Last night, the Acting Class had a unique experience at The Rogue Machine production of The New Electric Ballroom. The play was written by Enda Walsh and was directed by John Perrin-Flynn at Theatre/Theater.The theater was most likely one of the smallest any of us have ever sat (or performed) in, providing an extremely personal experience and interaction with the cast of only 4. The play chronicled a day in the life of three irish sisters who “replay an old family trauma as though it were a ritualized game,” says L.A. Times Theater Critic, Charles McNulty.

Going into the play most of us had no idea what to expect. The front cover of the playbill resembled something similar to an advertisement for Hairspray or Grease… something more vibrant than an old cottage in a fishing village in Ireland. I suppose that was the idea. The two eldest sisters, Breda and Clara, continuously tell the same precautionary tale of love-lost to their youngest sister, Ada, whom they hope to discourage from leaving the safety of their small town. Ada eventually is given one chance for love and escape that is provided by the plays fourth character, Patsy, an unstable and goofy fishmonger. By the end of the play, Ada manages to have her heart broken in the moments following a whirlwind Elvis-esque tabletop performance by Patsy who is madly in love with her and then instantly overwhelmed by it all. Yes, folks. You heard that correctly.

We were fortunate enough to have a talk-back session with the play’s director and cast members following the performance. This helped to answer some questions about the production and the specific directorial decisions made.
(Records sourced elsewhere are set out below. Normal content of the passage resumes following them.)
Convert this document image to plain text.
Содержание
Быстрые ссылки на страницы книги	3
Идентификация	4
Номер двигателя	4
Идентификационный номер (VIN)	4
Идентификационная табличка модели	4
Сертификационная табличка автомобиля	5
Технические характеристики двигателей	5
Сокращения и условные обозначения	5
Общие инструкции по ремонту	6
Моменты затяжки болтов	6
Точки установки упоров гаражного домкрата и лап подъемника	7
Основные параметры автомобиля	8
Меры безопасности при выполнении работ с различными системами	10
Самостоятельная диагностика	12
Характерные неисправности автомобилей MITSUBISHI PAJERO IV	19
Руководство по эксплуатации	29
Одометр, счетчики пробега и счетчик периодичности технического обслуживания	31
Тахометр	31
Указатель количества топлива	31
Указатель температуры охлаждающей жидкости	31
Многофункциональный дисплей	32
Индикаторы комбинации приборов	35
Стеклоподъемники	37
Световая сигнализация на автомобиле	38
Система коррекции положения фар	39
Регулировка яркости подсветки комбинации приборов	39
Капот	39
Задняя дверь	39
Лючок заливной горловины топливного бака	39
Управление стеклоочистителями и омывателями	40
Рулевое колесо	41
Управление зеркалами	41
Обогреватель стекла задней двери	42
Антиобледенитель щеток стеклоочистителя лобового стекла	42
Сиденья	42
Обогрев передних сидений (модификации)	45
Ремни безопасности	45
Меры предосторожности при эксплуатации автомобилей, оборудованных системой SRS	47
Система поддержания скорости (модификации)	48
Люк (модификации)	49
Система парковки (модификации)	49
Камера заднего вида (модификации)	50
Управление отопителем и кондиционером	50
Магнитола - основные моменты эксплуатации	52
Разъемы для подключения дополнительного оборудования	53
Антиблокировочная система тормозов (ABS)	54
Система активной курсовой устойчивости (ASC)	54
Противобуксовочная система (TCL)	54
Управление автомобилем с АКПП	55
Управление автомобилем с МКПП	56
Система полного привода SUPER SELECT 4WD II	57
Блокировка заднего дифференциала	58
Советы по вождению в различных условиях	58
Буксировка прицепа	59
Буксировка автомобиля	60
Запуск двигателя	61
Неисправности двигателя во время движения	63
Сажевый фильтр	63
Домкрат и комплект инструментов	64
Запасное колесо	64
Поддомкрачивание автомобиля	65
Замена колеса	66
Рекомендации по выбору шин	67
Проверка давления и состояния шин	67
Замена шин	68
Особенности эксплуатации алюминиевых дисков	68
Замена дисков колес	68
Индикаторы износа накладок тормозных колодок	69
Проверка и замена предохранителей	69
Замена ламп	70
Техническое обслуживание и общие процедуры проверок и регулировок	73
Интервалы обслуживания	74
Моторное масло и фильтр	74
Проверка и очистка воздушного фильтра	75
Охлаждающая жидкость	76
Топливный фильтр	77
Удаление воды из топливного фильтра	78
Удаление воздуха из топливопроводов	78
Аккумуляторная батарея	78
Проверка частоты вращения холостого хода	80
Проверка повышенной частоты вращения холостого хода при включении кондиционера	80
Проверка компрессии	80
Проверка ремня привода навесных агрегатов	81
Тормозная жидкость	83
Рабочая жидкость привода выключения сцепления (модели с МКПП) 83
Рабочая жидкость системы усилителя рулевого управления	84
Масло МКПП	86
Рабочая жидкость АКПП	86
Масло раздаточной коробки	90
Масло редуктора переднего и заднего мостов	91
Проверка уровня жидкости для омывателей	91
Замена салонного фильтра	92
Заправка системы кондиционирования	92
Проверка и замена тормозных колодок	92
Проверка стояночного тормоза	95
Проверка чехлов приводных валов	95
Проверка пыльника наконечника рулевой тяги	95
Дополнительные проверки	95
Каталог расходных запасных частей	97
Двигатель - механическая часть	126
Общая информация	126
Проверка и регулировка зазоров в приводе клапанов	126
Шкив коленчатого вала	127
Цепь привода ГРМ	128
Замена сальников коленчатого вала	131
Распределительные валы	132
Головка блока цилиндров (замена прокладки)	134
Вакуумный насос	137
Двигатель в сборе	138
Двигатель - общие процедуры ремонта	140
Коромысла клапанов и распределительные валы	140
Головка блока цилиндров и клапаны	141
Perhaps the most beneficial comment that came out of the entire experience was when Lisa Pelikan (Breda) told the audience that each cast member had many questions about their characters at the start of rehearsals, but that Perrin-Flynn would never give them any answers. They needed to have their own personal discoveries and once they did, they would not share those answers with one another. This creates a very true-to-life dynamic in that we do not all go around telling one another what brilliant understandings we’ve had about our own lives. This is an great piece of advice for both the acting and directing students in this program!

Overall it was an interesting night that I felt very lucky to have shared with my friends. It was sort of like the Cahuenga Peak hike, but less exhausting and more perplexing… it most certainly will have brought us closer.